Hazlett piously picked them up when he was a young music fan who grew up in McMurray and has stuck to them over the years. For “Survey Says,” he made compound lists for each week of the 40 most popular songs for each week of the 1960s, beginning January 4, 1960 and ending December 29, 1969. The book highlights the enormous changes that popular music has undergone In this turbulent decade, Percy Faith and Chubby Checker dominated the charts at the beginning, and The Rolling Stones and Steppenwolf made for hits at the end.
“I have at least a few hundred of these,” said Hazlett, disc jockey at WJPA in Washington and former manager of Canonsburg. “I would go every week even if I had nothing else in the store and get the free surveys.”
The polls have been “a tremendous promotional tool,” said Hazlett, and now provide a glimpse of how a city’s musical tastes have changed over the past decade.
But even if the journey from Lawrence Welk to Led Zeppelin in the 1960s was dizzying, Hazlett’s book shows how diverse the music genres were on pop music radio back then. In the week of June 23, 1969, to take just one example, Henry Mancini, Marvin Gaye and Creedence Clearwater Revival were tightly knit on the charts.
“It was called ‘Top 40 Radio’ because it played pretty much the top 40 songs of the day, no matter the genre,” said Hazlett. “I listened to a variety of top 40 stations, so I wasn’t really aware of whether there were more specialized genre stations.”
In the 2020s, commercial radio will be segmented and controlled by format. Most likely, you are tuning in because you want to hear a certain type of music, not because you want to hear a certain disc jockey. Hazlett points out that radio was personality driven in the 1960s. The listeners tuned in to one or the other radio station because they liked or trusted the disc jockeys. And these disc jockeys had a little more leeway to let their own tastes and preferences shine through. While staying within the parameters of the channel format, they were able to rotate some personal favorites that were ignored elsewhere.

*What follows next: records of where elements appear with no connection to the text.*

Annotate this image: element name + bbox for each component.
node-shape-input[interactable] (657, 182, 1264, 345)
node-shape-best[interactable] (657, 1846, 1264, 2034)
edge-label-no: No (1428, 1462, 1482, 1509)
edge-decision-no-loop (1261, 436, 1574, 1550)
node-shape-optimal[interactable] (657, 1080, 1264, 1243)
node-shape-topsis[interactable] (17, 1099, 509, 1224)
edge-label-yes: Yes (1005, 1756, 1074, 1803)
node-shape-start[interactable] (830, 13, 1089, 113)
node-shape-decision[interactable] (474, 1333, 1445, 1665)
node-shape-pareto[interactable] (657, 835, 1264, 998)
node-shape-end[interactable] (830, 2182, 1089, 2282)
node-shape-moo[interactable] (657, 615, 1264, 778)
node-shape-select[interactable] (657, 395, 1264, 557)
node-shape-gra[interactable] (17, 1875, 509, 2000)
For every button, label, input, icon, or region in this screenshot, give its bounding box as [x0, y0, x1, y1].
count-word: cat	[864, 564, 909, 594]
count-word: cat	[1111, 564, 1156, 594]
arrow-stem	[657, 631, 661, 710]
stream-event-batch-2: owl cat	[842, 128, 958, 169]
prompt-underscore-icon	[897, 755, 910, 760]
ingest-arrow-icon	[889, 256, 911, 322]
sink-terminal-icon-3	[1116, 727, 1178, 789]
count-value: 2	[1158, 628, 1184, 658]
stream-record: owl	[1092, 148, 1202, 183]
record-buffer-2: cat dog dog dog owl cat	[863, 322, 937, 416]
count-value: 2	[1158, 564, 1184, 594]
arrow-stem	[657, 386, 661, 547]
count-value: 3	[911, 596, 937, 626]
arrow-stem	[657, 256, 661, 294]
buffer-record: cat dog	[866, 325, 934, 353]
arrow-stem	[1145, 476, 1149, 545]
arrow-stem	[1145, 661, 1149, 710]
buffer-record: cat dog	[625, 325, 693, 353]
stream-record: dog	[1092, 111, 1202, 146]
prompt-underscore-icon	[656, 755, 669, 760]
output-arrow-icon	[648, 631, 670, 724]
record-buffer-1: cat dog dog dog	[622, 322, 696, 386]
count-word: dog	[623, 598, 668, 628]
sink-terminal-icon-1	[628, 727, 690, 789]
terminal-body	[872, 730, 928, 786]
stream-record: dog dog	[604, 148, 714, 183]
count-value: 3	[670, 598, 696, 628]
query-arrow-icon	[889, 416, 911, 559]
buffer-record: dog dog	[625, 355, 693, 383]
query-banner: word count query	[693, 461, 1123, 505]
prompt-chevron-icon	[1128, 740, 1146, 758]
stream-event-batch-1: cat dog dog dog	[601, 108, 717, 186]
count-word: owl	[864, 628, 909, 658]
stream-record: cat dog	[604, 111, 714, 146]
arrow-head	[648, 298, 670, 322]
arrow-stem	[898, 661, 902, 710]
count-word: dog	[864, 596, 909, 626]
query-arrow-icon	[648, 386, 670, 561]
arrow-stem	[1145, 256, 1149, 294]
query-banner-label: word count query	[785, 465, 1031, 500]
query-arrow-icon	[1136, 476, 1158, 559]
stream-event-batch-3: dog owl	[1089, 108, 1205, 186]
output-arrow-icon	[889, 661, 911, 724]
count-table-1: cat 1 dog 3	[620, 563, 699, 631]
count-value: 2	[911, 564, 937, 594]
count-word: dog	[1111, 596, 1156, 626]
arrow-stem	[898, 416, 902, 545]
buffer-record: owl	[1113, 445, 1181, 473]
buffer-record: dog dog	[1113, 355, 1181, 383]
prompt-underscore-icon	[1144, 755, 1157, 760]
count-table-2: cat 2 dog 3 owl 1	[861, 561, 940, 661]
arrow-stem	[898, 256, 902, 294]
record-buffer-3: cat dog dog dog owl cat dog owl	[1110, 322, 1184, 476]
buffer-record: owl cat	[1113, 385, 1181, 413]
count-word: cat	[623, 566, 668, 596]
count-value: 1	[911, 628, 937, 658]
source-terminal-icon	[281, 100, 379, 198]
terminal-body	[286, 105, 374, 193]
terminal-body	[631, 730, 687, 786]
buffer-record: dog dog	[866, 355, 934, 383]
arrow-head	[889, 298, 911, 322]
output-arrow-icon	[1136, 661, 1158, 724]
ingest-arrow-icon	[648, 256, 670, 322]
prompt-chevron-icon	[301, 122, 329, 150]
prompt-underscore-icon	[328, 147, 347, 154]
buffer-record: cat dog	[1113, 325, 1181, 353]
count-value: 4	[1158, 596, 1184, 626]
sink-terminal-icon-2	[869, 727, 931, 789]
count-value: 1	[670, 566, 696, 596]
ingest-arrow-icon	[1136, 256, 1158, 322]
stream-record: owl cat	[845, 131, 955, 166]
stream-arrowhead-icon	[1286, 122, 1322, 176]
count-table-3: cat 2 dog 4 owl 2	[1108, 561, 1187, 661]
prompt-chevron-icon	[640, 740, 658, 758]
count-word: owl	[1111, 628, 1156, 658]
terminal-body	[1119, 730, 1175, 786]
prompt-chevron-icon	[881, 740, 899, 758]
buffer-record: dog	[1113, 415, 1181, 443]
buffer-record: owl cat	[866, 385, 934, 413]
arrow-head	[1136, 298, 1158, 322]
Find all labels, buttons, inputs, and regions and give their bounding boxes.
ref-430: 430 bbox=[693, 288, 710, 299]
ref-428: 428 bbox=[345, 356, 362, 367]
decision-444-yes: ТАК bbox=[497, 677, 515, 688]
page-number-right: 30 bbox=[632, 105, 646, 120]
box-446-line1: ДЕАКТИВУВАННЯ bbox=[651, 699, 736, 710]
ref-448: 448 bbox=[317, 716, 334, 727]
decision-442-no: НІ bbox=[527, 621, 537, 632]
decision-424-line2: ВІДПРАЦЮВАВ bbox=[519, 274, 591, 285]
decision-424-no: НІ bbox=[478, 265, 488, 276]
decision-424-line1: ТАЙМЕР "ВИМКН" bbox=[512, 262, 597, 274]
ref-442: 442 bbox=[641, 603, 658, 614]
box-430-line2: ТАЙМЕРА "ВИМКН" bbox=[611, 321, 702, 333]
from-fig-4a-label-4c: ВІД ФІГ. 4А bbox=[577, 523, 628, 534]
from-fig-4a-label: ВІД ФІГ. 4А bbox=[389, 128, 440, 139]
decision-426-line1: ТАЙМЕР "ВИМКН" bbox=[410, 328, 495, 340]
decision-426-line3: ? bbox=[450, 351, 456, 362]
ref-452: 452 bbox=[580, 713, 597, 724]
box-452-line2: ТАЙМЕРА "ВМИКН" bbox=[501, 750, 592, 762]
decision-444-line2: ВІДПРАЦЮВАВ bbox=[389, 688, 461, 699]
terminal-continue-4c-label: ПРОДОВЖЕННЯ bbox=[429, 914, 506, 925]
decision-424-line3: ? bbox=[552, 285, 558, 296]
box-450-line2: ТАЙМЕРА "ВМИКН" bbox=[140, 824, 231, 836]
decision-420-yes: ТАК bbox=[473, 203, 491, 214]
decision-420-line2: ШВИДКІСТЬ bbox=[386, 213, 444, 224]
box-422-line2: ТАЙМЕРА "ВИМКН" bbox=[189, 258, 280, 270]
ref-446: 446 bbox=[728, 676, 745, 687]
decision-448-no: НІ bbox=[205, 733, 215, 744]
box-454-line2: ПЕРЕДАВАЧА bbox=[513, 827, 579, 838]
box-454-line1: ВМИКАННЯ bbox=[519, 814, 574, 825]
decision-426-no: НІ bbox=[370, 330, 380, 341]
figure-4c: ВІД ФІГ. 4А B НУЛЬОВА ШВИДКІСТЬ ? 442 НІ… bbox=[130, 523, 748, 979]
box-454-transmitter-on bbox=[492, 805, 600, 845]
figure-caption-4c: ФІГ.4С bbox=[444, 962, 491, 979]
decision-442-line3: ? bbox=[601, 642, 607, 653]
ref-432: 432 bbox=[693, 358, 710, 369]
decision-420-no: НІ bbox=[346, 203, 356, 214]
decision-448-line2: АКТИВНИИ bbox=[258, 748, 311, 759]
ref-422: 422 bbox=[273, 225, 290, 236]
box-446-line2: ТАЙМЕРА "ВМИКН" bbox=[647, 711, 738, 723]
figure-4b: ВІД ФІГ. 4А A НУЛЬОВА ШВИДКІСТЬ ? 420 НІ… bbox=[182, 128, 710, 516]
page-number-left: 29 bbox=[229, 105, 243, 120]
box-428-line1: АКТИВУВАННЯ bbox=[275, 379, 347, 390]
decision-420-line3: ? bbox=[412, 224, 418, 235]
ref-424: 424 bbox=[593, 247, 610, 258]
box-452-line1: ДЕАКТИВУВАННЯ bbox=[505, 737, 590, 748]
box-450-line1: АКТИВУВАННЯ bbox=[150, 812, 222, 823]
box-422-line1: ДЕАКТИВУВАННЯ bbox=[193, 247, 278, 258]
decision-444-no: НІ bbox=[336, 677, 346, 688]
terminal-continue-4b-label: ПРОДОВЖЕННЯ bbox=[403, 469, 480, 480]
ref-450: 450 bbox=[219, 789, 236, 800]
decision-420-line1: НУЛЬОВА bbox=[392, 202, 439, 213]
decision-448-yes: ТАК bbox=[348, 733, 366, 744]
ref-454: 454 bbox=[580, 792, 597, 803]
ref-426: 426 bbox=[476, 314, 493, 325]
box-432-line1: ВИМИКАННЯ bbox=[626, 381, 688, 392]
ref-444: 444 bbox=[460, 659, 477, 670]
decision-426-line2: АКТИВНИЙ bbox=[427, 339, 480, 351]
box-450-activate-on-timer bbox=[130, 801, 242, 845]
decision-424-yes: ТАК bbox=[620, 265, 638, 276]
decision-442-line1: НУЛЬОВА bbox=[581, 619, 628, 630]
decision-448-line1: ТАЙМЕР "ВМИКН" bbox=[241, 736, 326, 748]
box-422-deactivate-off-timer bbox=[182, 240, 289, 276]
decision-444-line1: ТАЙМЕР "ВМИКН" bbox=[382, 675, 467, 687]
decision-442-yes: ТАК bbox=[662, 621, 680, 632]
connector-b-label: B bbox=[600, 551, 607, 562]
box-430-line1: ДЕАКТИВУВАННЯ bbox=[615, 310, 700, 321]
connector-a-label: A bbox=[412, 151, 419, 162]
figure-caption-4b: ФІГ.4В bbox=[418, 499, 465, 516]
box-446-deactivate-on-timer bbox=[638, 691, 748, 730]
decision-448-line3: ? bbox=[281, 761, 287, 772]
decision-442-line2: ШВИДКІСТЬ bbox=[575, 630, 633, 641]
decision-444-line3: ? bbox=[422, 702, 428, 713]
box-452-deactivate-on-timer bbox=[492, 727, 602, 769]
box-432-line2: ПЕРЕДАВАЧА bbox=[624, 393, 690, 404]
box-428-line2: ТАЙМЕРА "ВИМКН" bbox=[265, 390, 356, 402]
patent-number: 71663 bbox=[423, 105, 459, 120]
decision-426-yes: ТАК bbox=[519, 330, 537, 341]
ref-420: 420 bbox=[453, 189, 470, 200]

The national charts were seen as a guide rather than something set in stone for local programmers and music directors. Also, many disc jockeys played records at dances outside of opening hours, and if a song caught on, they added it to their playlists.
“There hasn’t been a lot of research on music compared to now, either,” said Hazlett. “Many of the top 40 stations were programmed from gut instinct, and the most popular disc jockeys had at least something to say about which songs they played.”
In the course of his research, Hazlett found that some local disc jockeys were involved in some form of triple-dipping – they played songs in the air that they wrote or co-wrote and were released by their own record labels.
“There were disc jockeys in Pittsburgh who would do this all the time,” said Hazlett. He also pointed out that the way the charts were put together was a little less than scientific.
“The influence of retailers on the charts was immense, with broadcasters calling record stores every week and answering whoever answered phone rate sales of certain records. Unfortunately, the clerk who answered the phone sometimes gave high marks to songs he liked even when they weren’t selling, and sometimes the clerk was apparently told to give certain songs high marks because the retailer had too many copies or bought the song just didn’t sell. “
By the late 1960s, however, radio stations had “been doing more research into which songs to play,” Hazlett explained.
Whether it was the radio landscape in Pittsburgh that Hazlett and others fondly remember, or Baltimore, Cleveland, Detroit or any other American city, commercial radio 50 years ago had more personality than it does today. In the 2020s, its formats and announcers are largely interchangeable from city to city, devoid of the personality that made it so distinctive in the 1960s.
“Radio took its personality out of the radio,” said Hazlett.
“Poll Says: The Hits of the 1960s in Western Pennsylvania” is available from Amazon, the Guitar Gallery on Route 19 in North Strabane, and from WordAssociation.com.